The study suggests that enhancing proteasome activity with drugs during the early stages of Alzheimer’s may prevent dementia and reduce damage to the brain.
“This exciting research advances our understanding of the role of the proteasomes in neurodegeneration and provides a potential way to alleviate symptoms of neurodegenerative disorders,” said Roderick Corriveau, Ph.D., programme director at the NIH’s National Institute of Neurological Disorders and Stroke (NINDS).

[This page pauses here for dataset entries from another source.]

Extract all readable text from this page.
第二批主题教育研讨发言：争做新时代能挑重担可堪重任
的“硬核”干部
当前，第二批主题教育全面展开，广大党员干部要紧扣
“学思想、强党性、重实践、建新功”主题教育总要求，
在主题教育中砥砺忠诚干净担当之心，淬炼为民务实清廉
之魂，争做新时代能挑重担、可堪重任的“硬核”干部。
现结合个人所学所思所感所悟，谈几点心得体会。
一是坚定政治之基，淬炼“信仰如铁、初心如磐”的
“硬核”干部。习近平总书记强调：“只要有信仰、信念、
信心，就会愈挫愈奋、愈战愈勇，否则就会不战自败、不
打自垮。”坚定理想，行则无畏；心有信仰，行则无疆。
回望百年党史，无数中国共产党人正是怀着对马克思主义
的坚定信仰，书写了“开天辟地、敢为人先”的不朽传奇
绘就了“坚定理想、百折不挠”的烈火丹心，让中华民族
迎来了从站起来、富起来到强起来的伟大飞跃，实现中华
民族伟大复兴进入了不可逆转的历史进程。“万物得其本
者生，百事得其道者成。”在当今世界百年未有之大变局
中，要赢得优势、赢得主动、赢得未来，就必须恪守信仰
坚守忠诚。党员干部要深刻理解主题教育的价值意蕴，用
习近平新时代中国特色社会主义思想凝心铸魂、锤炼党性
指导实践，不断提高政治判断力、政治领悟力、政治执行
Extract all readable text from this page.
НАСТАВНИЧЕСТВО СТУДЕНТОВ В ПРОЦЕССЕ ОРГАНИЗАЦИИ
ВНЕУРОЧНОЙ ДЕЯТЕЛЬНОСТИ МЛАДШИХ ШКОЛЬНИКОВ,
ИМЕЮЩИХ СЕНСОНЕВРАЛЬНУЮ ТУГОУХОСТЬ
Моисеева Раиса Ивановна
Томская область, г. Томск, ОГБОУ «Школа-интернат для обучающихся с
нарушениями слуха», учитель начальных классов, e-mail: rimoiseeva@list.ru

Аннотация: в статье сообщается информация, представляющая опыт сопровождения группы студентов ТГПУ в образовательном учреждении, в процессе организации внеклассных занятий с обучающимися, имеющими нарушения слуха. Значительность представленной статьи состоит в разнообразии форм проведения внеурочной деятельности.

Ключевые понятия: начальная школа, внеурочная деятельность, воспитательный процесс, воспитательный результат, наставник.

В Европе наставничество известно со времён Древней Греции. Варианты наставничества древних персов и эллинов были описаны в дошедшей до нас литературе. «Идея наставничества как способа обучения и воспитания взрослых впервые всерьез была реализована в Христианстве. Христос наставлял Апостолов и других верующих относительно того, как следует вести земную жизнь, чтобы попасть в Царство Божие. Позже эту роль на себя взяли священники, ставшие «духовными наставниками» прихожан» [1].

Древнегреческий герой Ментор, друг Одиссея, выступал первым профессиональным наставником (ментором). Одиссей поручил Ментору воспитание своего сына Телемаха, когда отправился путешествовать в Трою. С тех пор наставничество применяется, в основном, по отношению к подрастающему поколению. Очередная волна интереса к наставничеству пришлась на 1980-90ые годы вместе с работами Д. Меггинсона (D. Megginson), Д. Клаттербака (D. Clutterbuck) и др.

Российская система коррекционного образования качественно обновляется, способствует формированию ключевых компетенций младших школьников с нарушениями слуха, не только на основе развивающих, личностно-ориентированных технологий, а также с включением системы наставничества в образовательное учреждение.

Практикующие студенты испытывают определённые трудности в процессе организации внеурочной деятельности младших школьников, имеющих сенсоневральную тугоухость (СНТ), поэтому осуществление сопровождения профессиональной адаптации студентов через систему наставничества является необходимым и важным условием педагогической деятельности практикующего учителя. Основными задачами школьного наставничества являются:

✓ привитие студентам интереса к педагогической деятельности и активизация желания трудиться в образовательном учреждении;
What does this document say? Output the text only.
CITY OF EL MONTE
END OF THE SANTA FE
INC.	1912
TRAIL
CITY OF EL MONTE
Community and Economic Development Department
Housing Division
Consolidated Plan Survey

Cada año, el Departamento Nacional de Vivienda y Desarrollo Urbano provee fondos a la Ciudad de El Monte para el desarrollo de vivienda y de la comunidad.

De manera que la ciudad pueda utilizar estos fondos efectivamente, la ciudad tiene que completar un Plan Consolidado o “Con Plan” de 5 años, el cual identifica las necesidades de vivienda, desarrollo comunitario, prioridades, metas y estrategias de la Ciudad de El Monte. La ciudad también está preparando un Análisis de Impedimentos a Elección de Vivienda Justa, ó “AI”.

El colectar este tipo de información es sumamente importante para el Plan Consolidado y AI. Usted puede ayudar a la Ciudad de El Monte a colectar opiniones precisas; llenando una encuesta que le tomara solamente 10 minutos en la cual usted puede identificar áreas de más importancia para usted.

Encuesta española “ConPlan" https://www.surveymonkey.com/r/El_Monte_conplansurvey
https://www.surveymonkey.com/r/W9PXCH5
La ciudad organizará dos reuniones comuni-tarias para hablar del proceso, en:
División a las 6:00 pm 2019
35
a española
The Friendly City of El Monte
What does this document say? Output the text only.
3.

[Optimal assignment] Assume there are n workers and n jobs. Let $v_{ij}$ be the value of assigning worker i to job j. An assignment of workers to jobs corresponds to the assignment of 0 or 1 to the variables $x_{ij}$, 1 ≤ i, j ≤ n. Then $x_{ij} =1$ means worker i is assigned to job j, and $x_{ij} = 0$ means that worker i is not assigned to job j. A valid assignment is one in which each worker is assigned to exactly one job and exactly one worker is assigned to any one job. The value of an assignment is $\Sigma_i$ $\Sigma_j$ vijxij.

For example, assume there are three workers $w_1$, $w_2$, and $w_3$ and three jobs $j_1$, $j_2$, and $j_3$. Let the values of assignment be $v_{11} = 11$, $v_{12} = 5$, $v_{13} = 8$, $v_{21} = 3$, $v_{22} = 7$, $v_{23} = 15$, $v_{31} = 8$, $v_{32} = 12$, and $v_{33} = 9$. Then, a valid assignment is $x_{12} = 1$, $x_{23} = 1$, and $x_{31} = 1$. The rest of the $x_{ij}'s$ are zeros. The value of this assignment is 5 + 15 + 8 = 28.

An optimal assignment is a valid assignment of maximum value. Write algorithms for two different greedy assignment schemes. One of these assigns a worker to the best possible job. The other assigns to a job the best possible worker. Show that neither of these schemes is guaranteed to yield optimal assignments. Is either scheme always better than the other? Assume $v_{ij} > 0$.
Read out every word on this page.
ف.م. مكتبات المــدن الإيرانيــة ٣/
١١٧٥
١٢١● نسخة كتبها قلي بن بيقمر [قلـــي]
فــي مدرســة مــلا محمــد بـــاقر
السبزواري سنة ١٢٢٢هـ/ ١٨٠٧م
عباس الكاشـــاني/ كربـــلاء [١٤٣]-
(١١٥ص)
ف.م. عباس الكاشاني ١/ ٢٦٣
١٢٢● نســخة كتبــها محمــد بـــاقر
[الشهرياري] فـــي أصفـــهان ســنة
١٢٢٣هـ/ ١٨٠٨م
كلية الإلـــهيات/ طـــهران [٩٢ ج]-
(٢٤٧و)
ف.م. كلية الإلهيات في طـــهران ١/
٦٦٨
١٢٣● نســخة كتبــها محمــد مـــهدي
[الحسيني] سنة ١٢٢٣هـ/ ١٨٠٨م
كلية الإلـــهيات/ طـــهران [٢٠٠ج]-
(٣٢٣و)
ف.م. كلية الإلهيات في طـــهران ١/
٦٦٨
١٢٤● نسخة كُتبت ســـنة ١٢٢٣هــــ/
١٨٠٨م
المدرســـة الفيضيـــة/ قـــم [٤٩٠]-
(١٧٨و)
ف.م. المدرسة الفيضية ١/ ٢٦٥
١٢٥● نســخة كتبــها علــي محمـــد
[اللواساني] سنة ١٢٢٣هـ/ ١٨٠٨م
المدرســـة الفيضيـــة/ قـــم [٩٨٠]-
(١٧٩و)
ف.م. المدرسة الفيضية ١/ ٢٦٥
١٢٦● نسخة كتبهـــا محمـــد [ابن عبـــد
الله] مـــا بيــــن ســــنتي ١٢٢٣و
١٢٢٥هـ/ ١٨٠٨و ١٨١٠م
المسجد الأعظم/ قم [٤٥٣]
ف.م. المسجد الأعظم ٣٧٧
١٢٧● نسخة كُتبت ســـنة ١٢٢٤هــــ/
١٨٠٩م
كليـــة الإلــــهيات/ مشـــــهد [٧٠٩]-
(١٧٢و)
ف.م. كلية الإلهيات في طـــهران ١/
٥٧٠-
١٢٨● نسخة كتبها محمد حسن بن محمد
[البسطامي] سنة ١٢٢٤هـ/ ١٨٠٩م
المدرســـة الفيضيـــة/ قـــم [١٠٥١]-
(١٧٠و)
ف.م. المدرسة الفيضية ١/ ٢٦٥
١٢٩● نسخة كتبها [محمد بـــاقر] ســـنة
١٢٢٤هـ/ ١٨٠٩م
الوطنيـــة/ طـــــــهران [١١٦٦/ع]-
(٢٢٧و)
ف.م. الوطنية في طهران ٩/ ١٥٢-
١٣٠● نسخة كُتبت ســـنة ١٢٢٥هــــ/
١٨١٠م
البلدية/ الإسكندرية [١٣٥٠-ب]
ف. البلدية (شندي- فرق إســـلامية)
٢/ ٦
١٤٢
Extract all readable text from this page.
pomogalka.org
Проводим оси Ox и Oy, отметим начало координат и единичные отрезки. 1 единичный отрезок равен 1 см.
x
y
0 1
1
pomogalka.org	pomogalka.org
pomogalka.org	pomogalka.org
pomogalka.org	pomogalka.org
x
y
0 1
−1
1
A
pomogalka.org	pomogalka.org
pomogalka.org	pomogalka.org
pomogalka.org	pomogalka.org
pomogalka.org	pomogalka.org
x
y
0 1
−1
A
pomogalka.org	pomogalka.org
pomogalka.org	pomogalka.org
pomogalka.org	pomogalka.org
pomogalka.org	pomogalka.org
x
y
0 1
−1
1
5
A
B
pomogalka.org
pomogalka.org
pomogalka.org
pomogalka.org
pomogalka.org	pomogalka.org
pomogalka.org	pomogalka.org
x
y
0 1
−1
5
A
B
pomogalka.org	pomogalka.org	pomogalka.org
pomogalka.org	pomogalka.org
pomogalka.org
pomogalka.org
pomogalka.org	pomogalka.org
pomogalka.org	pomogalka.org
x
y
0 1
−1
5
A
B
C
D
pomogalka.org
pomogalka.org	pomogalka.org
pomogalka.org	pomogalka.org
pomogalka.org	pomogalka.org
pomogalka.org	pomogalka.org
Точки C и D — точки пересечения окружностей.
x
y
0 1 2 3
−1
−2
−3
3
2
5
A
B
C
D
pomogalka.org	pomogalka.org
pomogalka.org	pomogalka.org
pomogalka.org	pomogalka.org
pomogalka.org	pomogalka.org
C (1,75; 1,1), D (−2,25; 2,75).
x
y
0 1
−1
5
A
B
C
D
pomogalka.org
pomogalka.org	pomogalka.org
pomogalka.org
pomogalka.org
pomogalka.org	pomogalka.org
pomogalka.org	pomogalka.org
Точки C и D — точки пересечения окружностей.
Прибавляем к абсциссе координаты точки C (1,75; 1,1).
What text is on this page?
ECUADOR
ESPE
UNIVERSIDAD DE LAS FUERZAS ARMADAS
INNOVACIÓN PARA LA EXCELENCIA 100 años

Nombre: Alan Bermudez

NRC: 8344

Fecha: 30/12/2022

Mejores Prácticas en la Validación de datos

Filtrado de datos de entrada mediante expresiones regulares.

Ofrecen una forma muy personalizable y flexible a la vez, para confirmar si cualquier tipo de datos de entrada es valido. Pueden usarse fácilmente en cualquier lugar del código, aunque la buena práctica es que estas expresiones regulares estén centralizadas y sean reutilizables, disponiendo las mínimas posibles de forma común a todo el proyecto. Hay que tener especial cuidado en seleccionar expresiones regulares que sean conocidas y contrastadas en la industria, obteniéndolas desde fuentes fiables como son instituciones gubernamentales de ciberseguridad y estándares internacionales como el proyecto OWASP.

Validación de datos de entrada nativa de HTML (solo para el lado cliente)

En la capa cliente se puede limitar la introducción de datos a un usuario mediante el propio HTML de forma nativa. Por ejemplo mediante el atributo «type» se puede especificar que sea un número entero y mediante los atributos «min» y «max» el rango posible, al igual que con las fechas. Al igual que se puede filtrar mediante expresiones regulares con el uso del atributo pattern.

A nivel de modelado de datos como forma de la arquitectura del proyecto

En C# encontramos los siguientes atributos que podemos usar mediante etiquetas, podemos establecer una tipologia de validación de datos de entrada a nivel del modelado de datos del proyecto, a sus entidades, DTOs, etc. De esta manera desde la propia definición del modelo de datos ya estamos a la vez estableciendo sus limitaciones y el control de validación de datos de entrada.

To understand how neurodegenerative disorders affect proteasomes, the researchers focused on tau, a structural protein that accumulates into clumps called tangles in the brain cells of patients with Alzheimer’s disease and several other neurodegenerative disorders known as tauopathies.
Using a genetically engineered mouse model of tauopathy, as well as looking at cells in a dish, the scientists discovered that as levels of abnormal tau increased, the proteasome activity slowed down.
Early treatment with rolipram increased proteasome activity
Treating the mice at the early stages of tauopathy with the drug rolipram increased proteasome activity, decreased tau accumulations and prevented memory problems. They found that the drug worked exclusively during the early stages degeneration, which began around four months of age. It helped four-month old tauopathy mice remember the location of hidden swimming platforms as well as control mice, and better than tauopathy mice that received placebos. Treating mice at later stages of the disease was not effective.
“These results show, for the first time, that you can activate the proteasome in the brain using a drug and effectively slow down the disease, or prevent it from taking a hold,” said Karen E. Duff, Ph.D., professor of pathology and cell biology at Columbia University.
Rolipram was initially developed as an antidepressant but is not used clinically due to its side effects. It increases the levels of cyclic AMP, a compound that triggers many reactions inside brain cells. Rolipram works by blocking cyclic AMP phosphodiesterase four (PDE4), an enzyme that degrades cyclic AMP. The scientists found that cyclic AMP levels are critical for controlling proteasome activity. Treating brain slices from tauopathy mice with rolipram, or a version of cyclic AMP that PDE4 cannot degrade, reduced the accumulation of tau and sped proteasome activity.
“We were hoping to show, using rolipram, that increasing cyclic AMP is a pharmaceutical strategy worth pursuing. The suggestion is not that rolipram should immediately go into the clinic but that drugs with mechanisms similar to rolipram should be investigated further,” said Natura Myeku, Ph.D.